I looked at photo after photo in online galleries, and I Googled images of tile floors. For large square tiles I saw them squared up or laid on a diagonal. I saw designs where smaller tiles were placed at the corners and designs outlined with small mosaic tiles. I wasn't prepared to buy more tile for accents or make it that complicated for BFF to install.
I remembered her saying way back when tile flooring was still a hypothetical choice that she wouldn't want to lay tiles diagonally -- that it would be more difficult for her to work with -- but we were both looking for a way to make these tiles really stand out. We tried them diagonally, but the layout still left us as cold as the tiles under our feet on a January morning. She said they looked too '60s and not in any good retro sort of way. I agreed.
A more interesting tile layout
At that point we got sidetracked and began debating whether to heat the floor, but we still hadn't decided on the tile layout. We shelved the heated flooring discussion before it got too…heated. I coyly suggested offsetting the tiles ½ a tile, hoping she wouldn't clobber me with one of them -- not that BFF would do such a thing, but I was pretty sure the idea of staggering them would make her head spin. She tends toward more traditional designs. I was surprised she was willing to consider my suggestion. We both got excited when we arranged them on the floor and began to see something closer to what we both had in mind.

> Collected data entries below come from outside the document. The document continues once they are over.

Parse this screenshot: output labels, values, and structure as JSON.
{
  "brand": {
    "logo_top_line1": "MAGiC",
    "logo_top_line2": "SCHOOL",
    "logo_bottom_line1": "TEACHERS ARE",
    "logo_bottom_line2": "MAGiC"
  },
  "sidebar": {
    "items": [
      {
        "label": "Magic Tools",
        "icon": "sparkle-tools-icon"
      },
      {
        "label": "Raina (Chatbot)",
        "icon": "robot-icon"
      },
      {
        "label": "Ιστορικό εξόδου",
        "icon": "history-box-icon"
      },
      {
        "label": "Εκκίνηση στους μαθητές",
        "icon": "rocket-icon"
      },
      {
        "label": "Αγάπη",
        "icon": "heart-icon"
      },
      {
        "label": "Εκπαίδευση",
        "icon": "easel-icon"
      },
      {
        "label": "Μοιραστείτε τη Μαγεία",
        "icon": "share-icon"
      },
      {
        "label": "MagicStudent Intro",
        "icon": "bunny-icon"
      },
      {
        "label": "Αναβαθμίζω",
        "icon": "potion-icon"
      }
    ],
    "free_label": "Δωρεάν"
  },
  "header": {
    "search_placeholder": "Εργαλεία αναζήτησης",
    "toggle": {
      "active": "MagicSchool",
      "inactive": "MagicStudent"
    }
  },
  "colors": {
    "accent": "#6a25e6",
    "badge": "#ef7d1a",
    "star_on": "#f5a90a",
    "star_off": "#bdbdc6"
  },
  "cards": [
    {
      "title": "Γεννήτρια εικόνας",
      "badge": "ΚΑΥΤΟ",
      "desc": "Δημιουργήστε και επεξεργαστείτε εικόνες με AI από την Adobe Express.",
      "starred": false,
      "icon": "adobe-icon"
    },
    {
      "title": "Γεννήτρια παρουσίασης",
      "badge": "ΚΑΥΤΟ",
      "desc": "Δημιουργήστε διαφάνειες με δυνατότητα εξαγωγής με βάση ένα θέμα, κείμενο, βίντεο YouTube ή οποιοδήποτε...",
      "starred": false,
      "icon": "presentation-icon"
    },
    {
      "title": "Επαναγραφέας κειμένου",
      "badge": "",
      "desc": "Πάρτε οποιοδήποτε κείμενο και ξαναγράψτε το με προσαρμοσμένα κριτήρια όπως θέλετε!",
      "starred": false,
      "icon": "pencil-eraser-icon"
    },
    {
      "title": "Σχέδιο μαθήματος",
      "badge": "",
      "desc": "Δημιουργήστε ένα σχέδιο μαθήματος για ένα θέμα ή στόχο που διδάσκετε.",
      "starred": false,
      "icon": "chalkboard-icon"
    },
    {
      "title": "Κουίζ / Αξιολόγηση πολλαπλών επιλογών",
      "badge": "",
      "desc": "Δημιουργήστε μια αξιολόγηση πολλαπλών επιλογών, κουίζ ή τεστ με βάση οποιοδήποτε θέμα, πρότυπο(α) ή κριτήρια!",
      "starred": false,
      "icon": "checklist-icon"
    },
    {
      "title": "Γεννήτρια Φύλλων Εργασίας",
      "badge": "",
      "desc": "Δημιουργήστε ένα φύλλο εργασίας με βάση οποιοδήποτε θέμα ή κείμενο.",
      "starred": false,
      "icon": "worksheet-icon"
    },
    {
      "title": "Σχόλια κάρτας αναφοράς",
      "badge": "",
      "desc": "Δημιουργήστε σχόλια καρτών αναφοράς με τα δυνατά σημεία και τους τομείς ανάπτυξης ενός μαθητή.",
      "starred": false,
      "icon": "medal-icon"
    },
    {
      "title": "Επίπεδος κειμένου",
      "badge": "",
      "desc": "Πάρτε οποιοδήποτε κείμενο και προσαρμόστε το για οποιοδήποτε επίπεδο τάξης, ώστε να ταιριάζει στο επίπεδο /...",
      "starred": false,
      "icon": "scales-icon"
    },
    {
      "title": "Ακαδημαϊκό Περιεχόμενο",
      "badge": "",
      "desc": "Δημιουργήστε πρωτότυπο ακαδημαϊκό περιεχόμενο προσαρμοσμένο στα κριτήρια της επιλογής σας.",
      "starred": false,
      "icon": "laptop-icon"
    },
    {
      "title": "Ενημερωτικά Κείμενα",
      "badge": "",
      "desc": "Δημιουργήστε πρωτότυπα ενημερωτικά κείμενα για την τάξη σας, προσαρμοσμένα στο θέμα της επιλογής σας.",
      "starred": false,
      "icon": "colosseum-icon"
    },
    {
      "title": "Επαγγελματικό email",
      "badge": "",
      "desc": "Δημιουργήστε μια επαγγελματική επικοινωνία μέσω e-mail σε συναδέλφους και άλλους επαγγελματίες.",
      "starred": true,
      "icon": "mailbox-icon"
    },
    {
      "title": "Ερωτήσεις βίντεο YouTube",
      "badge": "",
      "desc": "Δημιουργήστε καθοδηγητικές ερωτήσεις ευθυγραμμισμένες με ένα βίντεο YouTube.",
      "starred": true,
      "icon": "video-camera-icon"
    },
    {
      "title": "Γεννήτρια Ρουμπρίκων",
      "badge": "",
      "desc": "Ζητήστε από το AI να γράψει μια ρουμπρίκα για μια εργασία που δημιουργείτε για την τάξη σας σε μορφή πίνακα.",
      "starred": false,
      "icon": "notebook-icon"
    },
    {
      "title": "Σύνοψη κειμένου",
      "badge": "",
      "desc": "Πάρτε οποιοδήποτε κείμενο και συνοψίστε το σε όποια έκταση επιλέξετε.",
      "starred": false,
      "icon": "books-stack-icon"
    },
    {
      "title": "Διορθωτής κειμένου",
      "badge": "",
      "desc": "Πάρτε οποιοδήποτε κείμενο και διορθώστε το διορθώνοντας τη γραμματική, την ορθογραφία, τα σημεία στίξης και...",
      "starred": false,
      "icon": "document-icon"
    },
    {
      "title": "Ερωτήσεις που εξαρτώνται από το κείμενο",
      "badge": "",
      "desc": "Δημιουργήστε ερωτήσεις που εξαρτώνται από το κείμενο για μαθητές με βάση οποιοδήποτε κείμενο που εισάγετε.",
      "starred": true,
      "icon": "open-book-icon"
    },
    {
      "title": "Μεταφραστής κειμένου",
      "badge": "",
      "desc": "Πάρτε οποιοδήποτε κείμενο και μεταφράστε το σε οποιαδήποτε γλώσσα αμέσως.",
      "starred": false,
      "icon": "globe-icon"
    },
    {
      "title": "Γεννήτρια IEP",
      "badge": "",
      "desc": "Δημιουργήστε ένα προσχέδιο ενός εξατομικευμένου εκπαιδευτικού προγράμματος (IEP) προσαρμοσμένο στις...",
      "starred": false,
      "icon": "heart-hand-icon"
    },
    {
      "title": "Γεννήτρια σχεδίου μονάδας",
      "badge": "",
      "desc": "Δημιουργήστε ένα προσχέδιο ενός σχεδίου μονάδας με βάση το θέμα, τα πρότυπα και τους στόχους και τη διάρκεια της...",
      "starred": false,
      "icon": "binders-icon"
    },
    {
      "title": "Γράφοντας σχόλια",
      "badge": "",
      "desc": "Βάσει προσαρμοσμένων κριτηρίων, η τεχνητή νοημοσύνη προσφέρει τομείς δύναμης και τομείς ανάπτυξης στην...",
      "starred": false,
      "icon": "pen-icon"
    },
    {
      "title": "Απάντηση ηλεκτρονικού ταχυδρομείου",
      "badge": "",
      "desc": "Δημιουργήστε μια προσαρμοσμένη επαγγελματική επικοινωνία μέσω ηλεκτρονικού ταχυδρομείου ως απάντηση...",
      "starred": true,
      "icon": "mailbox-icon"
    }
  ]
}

But a visual dilemma reared its ugly head. Because the two vanity areas are joined at right angles by the bathroom, whichever direction we chose to offset the tiles left a plain row that created a "runway" effect either to the bathtub from the master bedroom or straight to the toilet from the hall. One vanity room and the bathroom would look fabulous, but the other would look ridiculous.
Maybe if the shower or toilet were showstoppers, things would be different, but they are extremely mundane -- nothing to which I wanted to draw the eye. The only way to offset the tiles to change direction in the bathroom and avoid the runway effect required cutting and installing a partial tile in the corner where the two vanity doorways met at right angles at the bathroom. It looked out of place, but because it wasn't a focal point, I thought that might work.
Let sleeping tiles lay
We were almost in agreement, but decided to sleep on it…the plan, not the floor. Then came the day we were going to make a final decision. There was a moment in which I hesitated, thinking for sure this time she actually might clobber me when I said, "What if we offset them and ran them diagonally?" We tried it, played with the diagonal one direction and then the other; discussed whether we wanted the diagonal to lead into the sink or into the opposite wall. We were talking as if this was a viable solution, and really, it turned out to be the only perfect solution to the runway dilemma. More than that, it made the tiles look elegant and not just "there."
I tried to dissuade BFF, afraid it would be too much work, but she agreed it was by far the best-looking design. She was on board. Here's the design she "cadded up" so that full tiles would land in the most pleasing array.
So in the end, we made an unspoken deal. I traded the heated floors for a more intricate tile layout. I can always wear slippers.